The light emission output of the thus obtained sintered body was measured by the method described in Example 1. As a result, the luminous output of the detector using this sintered body was 165 when the luminous output of a detector similarly prepared without adding a sintering aid was 100. The light emission output was 160 when annealing was performed in pure argon gas and the rest was performed in the same manner as described above.

Example 4 A HIP sintered body obtained in the same manner as in Example 1 was taken out of the container, processed into a thickness of 1 mm, and then annealed at 1200 ° C. for 30 minutes in an argon gas containing 0.05 ppm of oxygen.
The light emission output of the thus obtained sintered body was measured by the method described in Example 1. As a result, the light emission output of the detector using this sintered body was 176 when the light emission output of a detector similarly prepared without adding a sintering aid was 100. The light emission output was 160 when annealing was performed in pure argon gas and the rest was performed in the same manner as described above.

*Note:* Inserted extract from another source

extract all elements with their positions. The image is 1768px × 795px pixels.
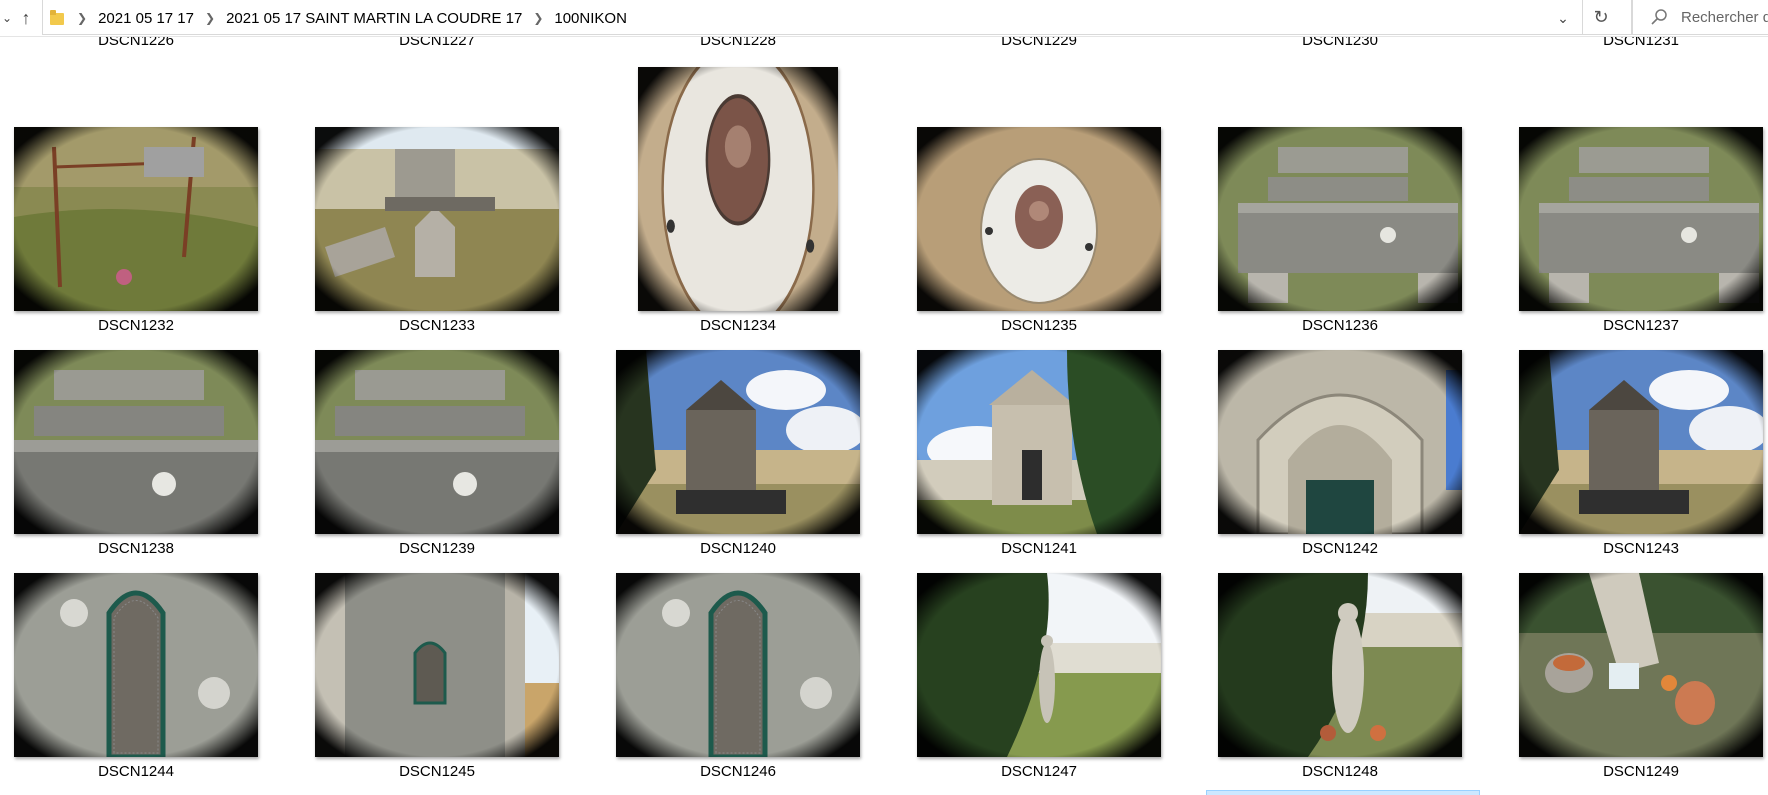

Examples 5 to 27 Scintillator powder 0.087 g (addition amount: 0.1%) of various sintering aids were added to 87 g, respectively, and thereafter, a HIP sintered body was produced in the same manner as in Example 1.
Remove the sintered body from the container, process it to a thickness of 1 mm,
Anneal at 1200 ° C. for 30 minutes in an argon gas containing 1 pm of oxygen. The light emission output of each of the sintered bodies thus obtained was measured by the method described in Example 1. The luminescence output of a detector fabricated in the same manner as described above without the addition of a sintering aid is shown in the table below as 100.

[Effects of the Invention] According to the present invention, it is possible to obtain a sintered body having a high translucency having a composition of (Ln _1-xy Pr _x Ce _y ) ₂ O ₂ S: (X). The emission line detector combined with the photodiode has the effect of greatly increasing the light output as compared with the conventional one.

[Brief description of the drawings]

1 and 2 are cross-sectional views of a radiation detector for explaining the present invention. DESCRIPTION OF SYMBOLS 1 ... X-ray incident light 2 ... Scintillator layer 3 ... Silicon photodiode 4 ... Light scattering layer 5 ... Aluminum thin film 6 ... Container 7 ... Space layer 8 ... Lead glass 9 ...... Silicon grease

 ──────────────────────────────────────────────────続 き Continuing on the front page (72) Inventor Shuji Fujii 1-280 Higashi Koikekubo, Kokubunji-shi, Tokyo Inside the Hitachi, Ltd. Central Research Laboratory (72) Inventor Hiroyuki Takeuchi 1-280 Higashi Koikekubo, Kokubunji-shi, Tokyo Hitachi, Ltd. Central Research Laboratory (72) Inventor Kozo Toda 1-280 Higashi Koikekubo, Kokubunji-shi, Tokyo Hitachi Central Research Laboratory Co., Ltd. (56) References JP-A-63-113388 (JP, A) JP, A) JP-A-1-190108 (JP, A)

Claims (1)

(57) [Claims] 1. A scintillator which emits light by radiation and has a general formula (Ln _1-xy Pr _x Ce _y ) ₂ O ₂ S: (X) (where Ln is
X represents at least one element selected from the group consisting of Gd, La, Y, X represents at least one element selected from the group consisting of F and Cl, x is 3 × 10 ⁻⁶ x0.2, y Is a value in the range of 10 ⁻⁶ y5 × 10 ⁻³ , and the amount of X is 2 to 10
R ₂ GeF ₆ (R: Li, NH ₄ , Na, K), R′PF ₆ (R ′: Na, K, NH ₄ ), R ″ ₂ SiF ₆ (R ″: Li, Na, K), ZHF ₂ (Z: Na, K, NH ₄ ), Z ′ ₂ TiF ₆ (Z ′: Na, K), Z ″ ₂ ZuF ₆ (Z ″: K, _{NH 6), ESiF 6 (E} : Mg, Sr), E'BF 4 (E ': Li, Na, K), at least one compound selected from the group consisting of LiF and Na ₃ AlF ₆ 0.001 to 10 % By weight, packed in a metal container, vacuum sealed,
What is claimed is: 1. A radiation detector comprising: a scintillator obtained by hot isostatic pressing and annealing in an atmosphere containing a small amount of oxygen; and a photodetector for detecting light emission of the scintillator.